Many other active ingredients from cannabis, such as the terpenes, are preserved at these temperatures. Terpenes are responsible for the smell and taste of cannabis. They also have certain therapeutic benefits, or rather they support the effect of the cannabinoids, which then interact with the (body's) endocannabinoid system after use.
Process for the production of CBD oil
In order to produce a high-quality full-spectrum CBD oil, the following factors play a particularly important role:
- Organic hemp as the starting material
- preferably hand-harvested
- optimal storage of the harvested hemp material
- decarboxylation with the right temperatures/duration
- environmentally friendly and gentle CO2 extraction
- increasing the viscosity of the CBD extract with organic hemp oil
On the subject of CO2 extraction: there are various methods for extracting CBD. The CO2 extraction process has proved particularly successful, as it not only extracts the cannabinoids, but also all other active ingredients from cannabis (e.g. terpenes, flavonoids, etc.), resulting in a high-quality full-spectrum product.

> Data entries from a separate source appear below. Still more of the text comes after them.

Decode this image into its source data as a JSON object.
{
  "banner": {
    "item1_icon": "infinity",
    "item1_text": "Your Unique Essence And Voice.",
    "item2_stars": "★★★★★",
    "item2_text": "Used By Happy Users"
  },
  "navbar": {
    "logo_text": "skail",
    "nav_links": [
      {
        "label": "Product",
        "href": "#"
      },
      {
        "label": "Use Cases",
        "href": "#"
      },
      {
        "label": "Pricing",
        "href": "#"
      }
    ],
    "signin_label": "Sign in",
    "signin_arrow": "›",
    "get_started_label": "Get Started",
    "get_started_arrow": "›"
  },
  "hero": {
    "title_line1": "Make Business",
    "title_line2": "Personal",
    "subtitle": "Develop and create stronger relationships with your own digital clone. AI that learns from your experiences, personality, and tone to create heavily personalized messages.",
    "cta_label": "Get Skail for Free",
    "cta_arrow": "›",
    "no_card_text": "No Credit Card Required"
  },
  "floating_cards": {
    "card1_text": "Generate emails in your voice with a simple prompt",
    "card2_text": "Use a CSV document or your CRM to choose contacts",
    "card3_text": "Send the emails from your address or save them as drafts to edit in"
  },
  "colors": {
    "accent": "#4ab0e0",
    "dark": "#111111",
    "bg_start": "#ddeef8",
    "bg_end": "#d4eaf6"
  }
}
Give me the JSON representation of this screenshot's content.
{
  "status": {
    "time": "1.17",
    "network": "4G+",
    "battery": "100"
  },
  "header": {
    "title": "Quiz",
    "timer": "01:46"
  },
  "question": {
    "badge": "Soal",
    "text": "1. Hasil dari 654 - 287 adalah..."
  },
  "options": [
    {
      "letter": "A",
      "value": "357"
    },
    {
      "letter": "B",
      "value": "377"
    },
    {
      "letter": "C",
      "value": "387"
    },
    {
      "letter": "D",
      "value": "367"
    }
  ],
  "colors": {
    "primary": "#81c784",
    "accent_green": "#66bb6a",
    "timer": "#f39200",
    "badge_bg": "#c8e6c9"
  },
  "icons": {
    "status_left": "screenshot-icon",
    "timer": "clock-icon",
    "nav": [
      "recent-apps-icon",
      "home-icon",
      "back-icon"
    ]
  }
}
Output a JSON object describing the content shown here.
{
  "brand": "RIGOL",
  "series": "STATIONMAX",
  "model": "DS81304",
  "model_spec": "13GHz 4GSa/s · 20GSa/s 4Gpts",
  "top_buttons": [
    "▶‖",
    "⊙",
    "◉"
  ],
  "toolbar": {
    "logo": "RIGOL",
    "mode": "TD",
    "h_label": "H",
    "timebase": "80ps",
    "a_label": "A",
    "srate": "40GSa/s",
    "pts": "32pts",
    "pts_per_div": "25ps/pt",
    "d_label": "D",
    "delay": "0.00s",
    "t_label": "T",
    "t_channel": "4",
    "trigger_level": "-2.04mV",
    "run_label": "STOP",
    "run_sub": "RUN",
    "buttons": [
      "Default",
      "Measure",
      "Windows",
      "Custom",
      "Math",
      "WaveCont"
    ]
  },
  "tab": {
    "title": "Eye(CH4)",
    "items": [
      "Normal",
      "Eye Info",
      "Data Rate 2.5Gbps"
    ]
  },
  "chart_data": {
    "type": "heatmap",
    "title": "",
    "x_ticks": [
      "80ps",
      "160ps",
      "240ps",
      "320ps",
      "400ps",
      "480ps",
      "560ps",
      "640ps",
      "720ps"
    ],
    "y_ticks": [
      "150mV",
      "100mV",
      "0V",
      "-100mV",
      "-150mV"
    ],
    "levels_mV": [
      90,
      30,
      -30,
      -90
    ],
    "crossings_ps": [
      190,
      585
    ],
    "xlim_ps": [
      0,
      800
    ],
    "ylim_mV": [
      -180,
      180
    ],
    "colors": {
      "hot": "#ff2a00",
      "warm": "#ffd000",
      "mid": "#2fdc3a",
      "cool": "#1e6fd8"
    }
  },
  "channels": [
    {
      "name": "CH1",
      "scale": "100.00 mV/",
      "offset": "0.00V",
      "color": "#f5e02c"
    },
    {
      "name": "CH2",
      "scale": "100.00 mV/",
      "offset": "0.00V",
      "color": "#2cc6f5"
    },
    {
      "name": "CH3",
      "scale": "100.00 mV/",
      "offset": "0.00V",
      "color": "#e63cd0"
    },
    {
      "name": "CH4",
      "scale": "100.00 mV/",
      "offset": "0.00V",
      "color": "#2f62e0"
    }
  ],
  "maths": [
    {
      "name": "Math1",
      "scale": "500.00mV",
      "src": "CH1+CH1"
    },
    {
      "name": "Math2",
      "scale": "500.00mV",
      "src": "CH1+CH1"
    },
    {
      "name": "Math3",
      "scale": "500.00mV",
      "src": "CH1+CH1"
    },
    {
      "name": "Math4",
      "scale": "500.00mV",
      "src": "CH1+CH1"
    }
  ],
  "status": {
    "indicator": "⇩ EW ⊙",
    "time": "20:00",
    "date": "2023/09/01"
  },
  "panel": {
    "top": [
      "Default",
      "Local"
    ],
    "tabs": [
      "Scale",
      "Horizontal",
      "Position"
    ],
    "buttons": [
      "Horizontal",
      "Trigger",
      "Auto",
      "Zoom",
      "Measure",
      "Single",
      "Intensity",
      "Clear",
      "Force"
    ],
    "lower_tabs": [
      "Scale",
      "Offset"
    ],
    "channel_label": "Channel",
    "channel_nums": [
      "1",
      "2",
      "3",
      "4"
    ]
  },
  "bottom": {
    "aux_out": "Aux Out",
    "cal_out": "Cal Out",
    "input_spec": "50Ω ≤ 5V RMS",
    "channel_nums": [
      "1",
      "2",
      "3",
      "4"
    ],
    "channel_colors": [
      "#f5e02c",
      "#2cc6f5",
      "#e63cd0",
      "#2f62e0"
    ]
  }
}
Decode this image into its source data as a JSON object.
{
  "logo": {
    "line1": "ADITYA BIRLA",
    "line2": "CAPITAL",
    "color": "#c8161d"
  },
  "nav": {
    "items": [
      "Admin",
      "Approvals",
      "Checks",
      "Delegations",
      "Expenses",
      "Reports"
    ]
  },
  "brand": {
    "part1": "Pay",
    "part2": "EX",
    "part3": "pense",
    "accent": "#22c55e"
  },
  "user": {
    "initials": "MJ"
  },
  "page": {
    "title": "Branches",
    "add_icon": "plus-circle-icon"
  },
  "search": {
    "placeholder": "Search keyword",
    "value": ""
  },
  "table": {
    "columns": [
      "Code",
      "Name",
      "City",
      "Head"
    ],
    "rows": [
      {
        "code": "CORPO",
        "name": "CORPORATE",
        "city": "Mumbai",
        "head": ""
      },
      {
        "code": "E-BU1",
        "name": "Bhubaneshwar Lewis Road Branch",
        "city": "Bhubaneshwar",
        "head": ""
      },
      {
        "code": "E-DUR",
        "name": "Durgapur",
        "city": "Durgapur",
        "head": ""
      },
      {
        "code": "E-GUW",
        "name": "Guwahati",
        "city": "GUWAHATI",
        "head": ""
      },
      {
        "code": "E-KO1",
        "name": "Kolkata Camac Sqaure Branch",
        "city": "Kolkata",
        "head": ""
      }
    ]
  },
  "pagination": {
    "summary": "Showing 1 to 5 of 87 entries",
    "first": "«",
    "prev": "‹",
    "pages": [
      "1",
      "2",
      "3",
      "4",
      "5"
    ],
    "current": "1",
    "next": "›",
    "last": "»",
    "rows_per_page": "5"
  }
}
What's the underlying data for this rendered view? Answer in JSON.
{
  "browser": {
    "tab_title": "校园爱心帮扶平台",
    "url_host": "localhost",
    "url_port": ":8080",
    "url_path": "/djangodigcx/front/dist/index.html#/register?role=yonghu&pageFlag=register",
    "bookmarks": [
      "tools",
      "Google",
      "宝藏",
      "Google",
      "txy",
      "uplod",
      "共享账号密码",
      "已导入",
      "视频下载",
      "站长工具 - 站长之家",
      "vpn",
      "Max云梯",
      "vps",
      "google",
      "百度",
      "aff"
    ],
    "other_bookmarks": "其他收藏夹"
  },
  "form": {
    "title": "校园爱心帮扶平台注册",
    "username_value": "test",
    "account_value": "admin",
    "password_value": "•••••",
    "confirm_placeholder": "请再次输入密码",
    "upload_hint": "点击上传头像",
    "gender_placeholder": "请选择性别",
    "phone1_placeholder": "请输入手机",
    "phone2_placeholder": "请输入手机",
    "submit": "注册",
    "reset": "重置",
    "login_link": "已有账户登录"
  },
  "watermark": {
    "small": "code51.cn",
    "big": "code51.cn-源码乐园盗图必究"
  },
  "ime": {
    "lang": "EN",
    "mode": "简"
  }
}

Despite decarboxylation, a small part of the precursor of CBD remains. Research suggests that the simultaneous use of CBDA with CBD can even increase the bioavailability of CBD. Nevertheless, the CBD content in CBD oil should always be higher than the CBDA content. In addition, attention should also be paid to the THC content. This should not exceed the permissible value.
How long does decarboxylation take?
With the help of decarboxylation, the THCA, CBDA and other cannabinoid acids in the cannabis flowers can be converted into the active form THC and CBD. It is recommended to first heat the flowers at a temperature between 100 and 110 degrees Celsius for 10 to 20 minutes. Thanks to this process, the residual water can evaporate. Afterwards, the cannabis flowers should be heated again at the same temperature for 60 to 120 minutes.
What is oxidative decarboxylation?
Oxidative decarboxylation is a chemical reaction. Heat is used to convert the acids THCA and CBDA into the active form THC and CBD by splitting off a carbon dioxide molecule from the acid. In this process, choosing the right temperature and heating time is important. It is important to note that the cannabinoids will oxidise if the temperature is too high.
What are the benefits of decarboxylation?
Decarboxylation (heating) converts a cannabinoid acid (e.g. THCA or CBDA) into an active cannabinoid (e.g. THC or CBD). This process takes place automatically when smoking or vaporising cannabis. However, in order to add active cannabinoids to products (e.g. CBD oil), decarboxylation is essential.